Procure-to-pay (PTP) remains highly manual in most oil and gas businesses. Think of how inbound documents are managed, mismatches identified, payments processed, taxes calculated, and vendor statements and bank balances are reconciled.
Robotic process automation (RPA) can reduce the risks, processing time and cost of tedious activities while freeing people to focus on challenging work.
Three activities—document management and scanning, matching, and payment processing—show the advantages of using “bots” to deliver quick and impressive wins.
Document management and scanning
Combining familiar technologies—optical character recognition (OCR) and intelligent character recognition (ICR)—with RPA software can greatly accelerate the volume of invoices handled. Both OCR and ICR ease looking for data in documents, reading text and categorizing files. In conjunction with RPA software, both can scan and direct documents to the appropriate department with low error margins.
For example, Accenture worked with a global oil and gas company to deploy Phantom optical character recognition and Fusion automation to make more than 100 processes less time-consuming and costly. Intelligent automation enabled the company to achieve improvements in accuracy and efficiency. Additional benefits included a 67 percent reduction in manual average handling time and annual savings of $2.5 million.
As bots learn from past mistakes, they can be assigned to handle more advanced processes, such as matching and payments.
Matching earlier in the end-to-end process flow can shift issue resolution from back-end to front-end. For example, bots can match acknowledgements received from vendors with purchase orders to detect differences between purchase orders, goods, receipt and invoices. When a department receives an acknowledgement from a vendor at the entry point, it can use ICR and confidence intervals to identify discrepancies automatically in the ordering process, such as a mismatch between quantity and price.

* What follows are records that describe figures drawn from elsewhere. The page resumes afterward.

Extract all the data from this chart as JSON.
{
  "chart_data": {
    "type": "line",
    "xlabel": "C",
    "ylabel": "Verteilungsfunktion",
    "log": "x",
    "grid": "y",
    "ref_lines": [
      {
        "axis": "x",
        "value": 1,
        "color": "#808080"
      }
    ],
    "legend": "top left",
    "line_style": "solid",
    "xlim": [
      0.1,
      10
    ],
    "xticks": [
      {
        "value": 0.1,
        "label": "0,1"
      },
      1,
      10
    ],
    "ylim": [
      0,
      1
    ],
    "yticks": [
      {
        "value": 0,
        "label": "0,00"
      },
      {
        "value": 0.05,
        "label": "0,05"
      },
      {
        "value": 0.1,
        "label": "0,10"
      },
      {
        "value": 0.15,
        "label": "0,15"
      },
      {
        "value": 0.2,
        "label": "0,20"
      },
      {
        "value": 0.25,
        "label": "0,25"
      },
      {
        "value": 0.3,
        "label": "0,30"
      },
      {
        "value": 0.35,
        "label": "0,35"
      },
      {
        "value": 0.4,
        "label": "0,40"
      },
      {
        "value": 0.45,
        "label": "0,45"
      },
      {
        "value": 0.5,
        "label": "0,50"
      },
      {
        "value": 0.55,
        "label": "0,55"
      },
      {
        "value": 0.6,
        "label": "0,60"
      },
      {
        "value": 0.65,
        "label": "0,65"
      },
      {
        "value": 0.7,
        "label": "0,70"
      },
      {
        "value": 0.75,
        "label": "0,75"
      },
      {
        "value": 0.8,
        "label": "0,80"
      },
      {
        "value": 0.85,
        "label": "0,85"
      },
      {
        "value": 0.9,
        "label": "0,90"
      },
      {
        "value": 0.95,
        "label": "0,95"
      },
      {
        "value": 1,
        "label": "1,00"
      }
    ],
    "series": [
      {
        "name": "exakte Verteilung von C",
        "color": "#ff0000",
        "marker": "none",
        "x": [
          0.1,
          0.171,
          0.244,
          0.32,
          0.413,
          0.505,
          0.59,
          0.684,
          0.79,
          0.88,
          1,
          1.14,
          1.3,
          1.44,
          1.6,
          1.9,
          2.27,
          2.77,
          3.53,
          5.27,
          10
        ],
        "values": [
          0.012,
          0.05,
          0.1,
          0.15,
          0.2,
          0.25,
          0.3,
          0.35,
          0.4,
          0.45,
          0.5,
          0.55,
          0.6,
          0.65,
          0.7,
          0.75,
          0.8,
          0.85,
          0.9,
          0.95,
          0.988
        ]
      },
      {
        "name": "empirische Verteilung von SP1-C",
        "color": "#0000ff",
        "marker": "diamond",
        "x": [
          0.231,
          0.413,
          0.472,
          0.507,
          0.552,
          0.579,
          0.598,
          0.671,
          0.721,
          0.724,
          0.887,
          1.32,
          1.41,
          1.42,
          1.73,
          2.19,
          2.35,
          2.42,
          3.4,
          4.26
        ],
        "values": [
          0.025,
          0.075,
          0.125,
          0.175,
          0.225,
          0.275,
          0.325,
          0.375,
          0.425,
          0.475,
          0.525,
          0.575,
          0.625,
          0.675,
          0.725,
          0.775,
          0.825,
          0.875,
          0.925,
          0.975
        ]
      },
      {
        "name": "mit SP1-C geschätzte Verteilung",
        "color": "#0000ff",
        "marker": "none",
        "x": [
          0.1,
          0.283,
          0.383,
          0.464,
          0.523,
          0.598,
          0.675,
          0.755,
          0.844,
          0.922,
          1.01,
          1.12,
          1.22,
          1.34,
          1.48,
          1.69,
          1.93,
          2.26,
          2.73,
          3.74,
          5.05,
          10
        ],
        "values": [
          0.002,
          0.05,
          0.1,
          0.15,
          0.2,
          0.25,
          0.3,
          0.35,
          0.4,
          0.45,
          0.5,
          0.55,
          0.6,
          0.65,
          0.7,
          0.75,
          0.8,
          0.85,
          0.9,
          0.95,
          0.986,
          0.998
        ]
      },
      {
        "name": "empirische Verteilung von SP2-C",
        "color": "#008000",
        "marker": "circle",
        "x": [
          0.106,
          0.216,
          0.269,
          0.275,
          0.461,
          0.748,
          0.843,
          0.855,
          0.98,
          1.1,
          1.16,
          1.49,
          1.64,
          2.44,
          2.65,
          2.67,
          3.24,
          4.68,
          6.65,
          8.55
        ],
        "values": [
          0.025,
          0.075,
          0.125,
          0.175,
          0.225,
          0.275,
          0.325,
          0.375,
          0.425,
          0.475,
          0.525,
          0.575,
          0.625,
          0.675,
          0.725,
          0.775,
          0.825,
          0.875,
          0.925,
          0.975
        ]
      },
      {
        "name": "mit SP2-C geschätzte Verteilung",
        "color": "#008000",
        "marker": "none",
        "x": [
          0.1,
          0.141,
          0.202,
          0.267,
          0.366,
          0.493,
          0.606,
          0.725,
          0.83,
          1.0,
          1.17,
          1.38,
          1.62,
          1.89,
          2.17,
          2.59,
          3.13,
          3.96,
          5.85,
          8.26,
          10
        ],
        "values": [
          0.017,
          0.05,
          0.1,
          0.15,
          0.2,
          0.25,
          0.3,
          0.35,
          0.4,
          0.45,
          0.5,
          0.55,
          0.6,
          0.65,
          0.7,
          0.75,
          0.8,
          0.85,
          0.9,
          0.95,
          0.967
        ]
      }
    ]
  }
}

When discrepancies are discovered early, the three-way match resolution can be expedited, rather than waiting until after goods are received or invoices prepared. Human intervention is required only after discrepancies are found.
Verifying that tax amounts match with expected values—a laborious and time-consuming activity—offers another case for RPA. Due to sales- and use-tax impositions being rules-based, bots can be programmed with OCR and ICR to review transactional information a tax analyst otherwise would review manually. The bot could perform the appropriate resulting action based on a taxability decision matrix that has been programmed into the software.
Pay cycles, remittances and reconciliations also hold potential for automation. Working with an oil and gas super major, we have seen the company realize up to $23 million in reductions in preventing duplicate payments. On top of cost savings, RPA can free up labor for value-added work, and create a more reliable and accurate data system.
Bots can be configured to perform tasks at the frequency clients are required to run their pay cycles, while considering the dates of previous cycles and types of payment runs. Bots can further be configured to send payment-remittance details to vendors when payment files are sent to banks. RPA also can be used to automate the simple parts of reconciling vendor statements, and further streamline payment processing through automated reconciliation of bank balances.
Further advances on the horizon
Think of RPA as an initial step in a longer automation journey. By investing in RPA, oil and gas companies position themselves to implement more advanced technologies, such as artificial intelligence and virtual assistants, which are likely to further improve financial performance.